Dr Birrell is co-director of Monash’s Centre for Population and Urban Research, People and Place’s publisher.

He said a change to the skilled migration rules in December last year, coupled with other reforms, would put permanent residency beyond the reach of many former overseas students with poor English, little work experience and low-value qualifications in hospitality and cooking.

“Those providers who have built their business around marketing a credential that will lead to permanent residence must refocus their business,” he said. “They need to sell credentials that overseas students believe they can take back to their country of origin with profit.”

But Dennis Murray, executive director of the International Education Association of Australia, said the new rules would have little effect on universities although they would cut growth in hospitality courses. “We don’t see a wholesale collapse of the industry, which is what Bob would like to see,” he said.

Dr Birrell argued the appeal of permanent residency and lax rules for skilled migration delivered strong growth in business and information technology courses at universities in the early 2000s and even more dramatic growth since 2005 in hospitality, cooking and hairdressing courses at private colleges and TAFE institutes.
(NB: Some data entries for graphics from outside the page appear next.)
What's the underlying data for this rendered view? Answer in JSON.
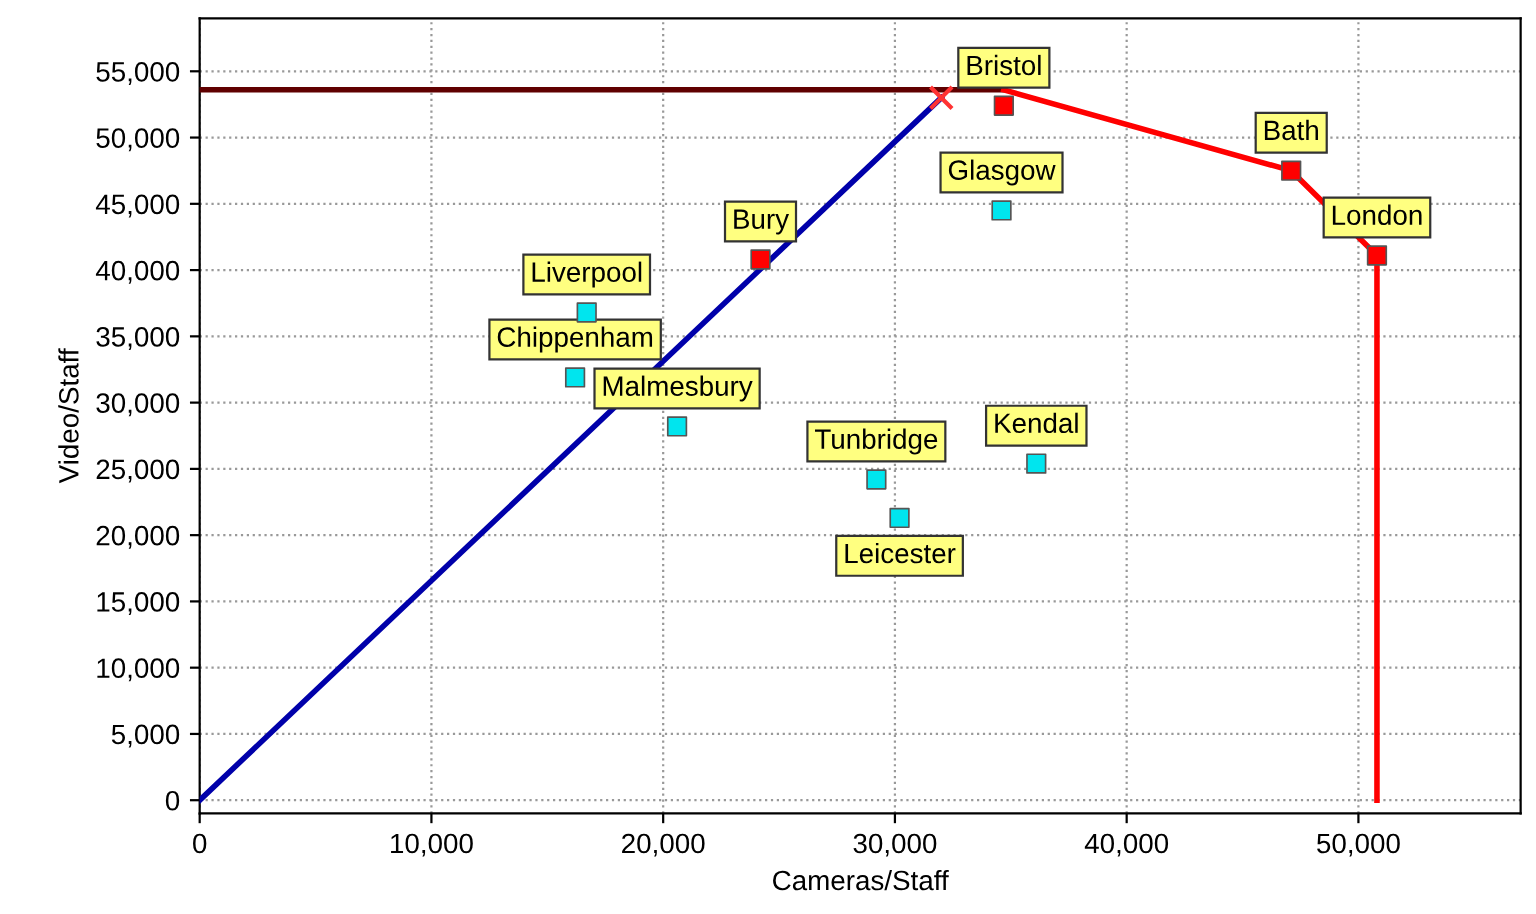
{
  "chart_data": {
    "type": "scatter",
    "xlabel": "Cameras/Staff",
    "ylabel": "Video/Staff",
    "xlim": [
      0,
      57000
    ],
    "ylim": [
      -1000,
      59000
    ],
    "xticks": [
      {
        "value": 0,
        "label": "0"
      },
      {
        "value": 10000,
        "label": "10,000"
      },
      {
        "value": 20000,
        "label": "20,000"
      },
      {
        "value": 30000,
        "label": "30,000"
      },
      {
        "value": 40000,
        "label": "40,000"
      },
      {
        "value": 50000,
        "label": "50,000"
      }
    ],
    "yticks": [
      {
        "value": 0,
        "label": "0"
      },
      {
        "value": 5000,
        "label": "5,000"
      },
      {
        "value": 10000,
        "label": "10,000"
      },
      {
        "value": 15000,
        "label": "15,000"
      },
      {
        "value": 20000,
        "label": "20,000"
      },
      {
        "value": 25000,
        "label": "25,000"
      },
      {
        "value": 30000,
        "label": "30,000"
      },
      {
        "value": 35000,
        "label": "35,000"
      },
      {
        "value": 40000,
        "label": "40,000"
      },
      {
        "value": 45000,
        "label": "45,000"
      },
      {
        "value": 50000,
        "label": "50,000"
      },
      {
        "value": 55000,
        "label": "55,000"
      }
    ],
    "grid": true,
    "marker": "square",
    "legend": false,
    "series": [
      {
        "type": "line",
        "color": "#600000",
        "x": [
          0,
          34700
        ],
        "values": [
          53600,
          53600
        ],
        "marker": "none"
      },
      {
        "type": "line",
        "color": "#ff0000",
        "x": [
          34700,
          47100,
          50800,
          50800
        ],
        "values": [
          53600,
          47500,
          41100,
          0
        ],
        "marker": "none"
      },
      {
        "type": "line",
        "color": "#0000aa",
        "x": [
          0,
          32000
        ],
        "values": [
          0,
          53000
        ],
        "marker": "none"
      },
      {
        "type": "scatter",
        "color": "#ff3333",
        "x": [
          32000
        ],
        "values": [
          53000
        ],
        "marker": "cross"
      },
      {
        "color": "#ff0000",
        "x": [
          24200,
          34700,
          47100,
          50800
        ],
        "values": [
          40800,
          52400,
          47500,
          41100
        ]
      },
      {
        "color": "#00e5ee",
        "x": [
          16700,
          16200,
          20600,
          34600,
          29200,
          30200,
          36100
        ],
        "values": [
          36800,
          31900,
          28200,
          44500,
          24200,
          21300,
          25400
        ]
      }
    ],
    "annotations": [
      {
        "text": "Bury",
        "x": 24200,
        "y": 40800
      },
      {
        "text": "Bristol",
        "x": 34700,
        "y": 52400
      },
      {
        "text": "Bath",
        "x": 47100,
        "y": 47500
      },
      {
        "text": "London",
        "x": 50800,
        "y": 41100
      },
      {
        "text": "Liverpool",
        "x": 16700,
        "y": 36800
      },
      {
        "text": "Chippenham",
        "x": 16200,
        "y": 31900
      },
      {
        "text": "Malmesbury",
        "x": 20600,
        "y": 28200
      },
      {
        "text": "Glasgow",
        "x": 34600,
        "y": 44500
      },
      {
        "text": "Tunbridge",
        "x": 29200,
        "y": 24200
      },
      {
        "text": "Leicester",
        "x": 30200,
        "y": 21300
      },
      {
        "text": "Kendal",
        "x": 36100,
        "y": 25400
      }
    ]
  }
}
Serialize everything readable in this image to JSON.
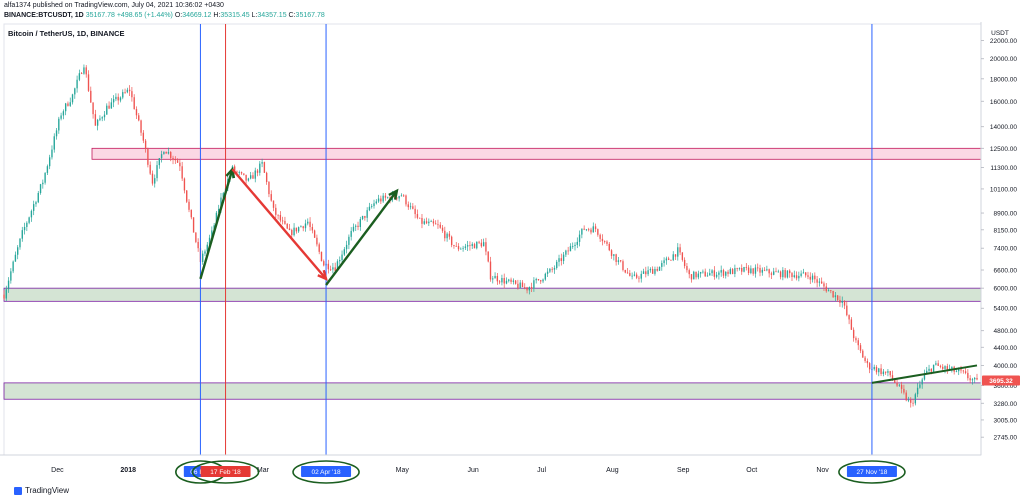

But the education business had come to distort the migration program, producing graduates ill-equipped or uninterested in the jobs they were supposedly trained for. Dr Birrell said the government took a stand, culminating in the tough new rules of December last year, but the surge in student numbers had carried through into the first few months of this year, for which there was official data.

“My expectation would be that the enrolments in the hospitality area will decline significantly once the message gets back via the recruitment network to the countries of origin,” he said.

Dr Birrell said higher education also would lose fee income because graduates in accounting, a field that had enjoyed strong growth, had to have better English or take on an extra year of professional training.

But he said the government needed to back its tough policy changes with a clearer message to the industry. Instead, it had allowed more than 40,000 former students to stay on temporary and bridging visas, even though most had little chance of securing permanent residency. Most had taken up temporary visas created to soften the blow of September 2007 reforms aimed at the poor English and poor employment prospects of former students.

Dr Birrell said another, sizeable group had found a loophole. In the year to May the Department of Immigration and Citizenship had allowed 15,417 former students to apply for permanent residency as skilled migrants, despite their lacking occupations on the tough new critical skills list ushered in last December. The department had put off the processing of applications by those lacking critical skills, meaning these students remained on bridging visas.

The department’s decision to accept these applications, and the $2105 fee, was “contentious and unwise” because it suggested these students eventually might win permanent residency despite not meeting the tight new rules.

“I think there’s something of a battle going on within government as to which should be given priority: the maintenance of the (overseas student) industry on the one hand and dealing with the immigration problems generated by it on the other,” Dr Birrell said.

An Immigration Department spokesman said the government was pursuing a more carefully targeted migration program, given the difficult economic times.

“Australia is giving priority to those people sponsored by employers or on the critical skills list, thus ensuring the nation gets people with the skills the economy and employers need,” he said.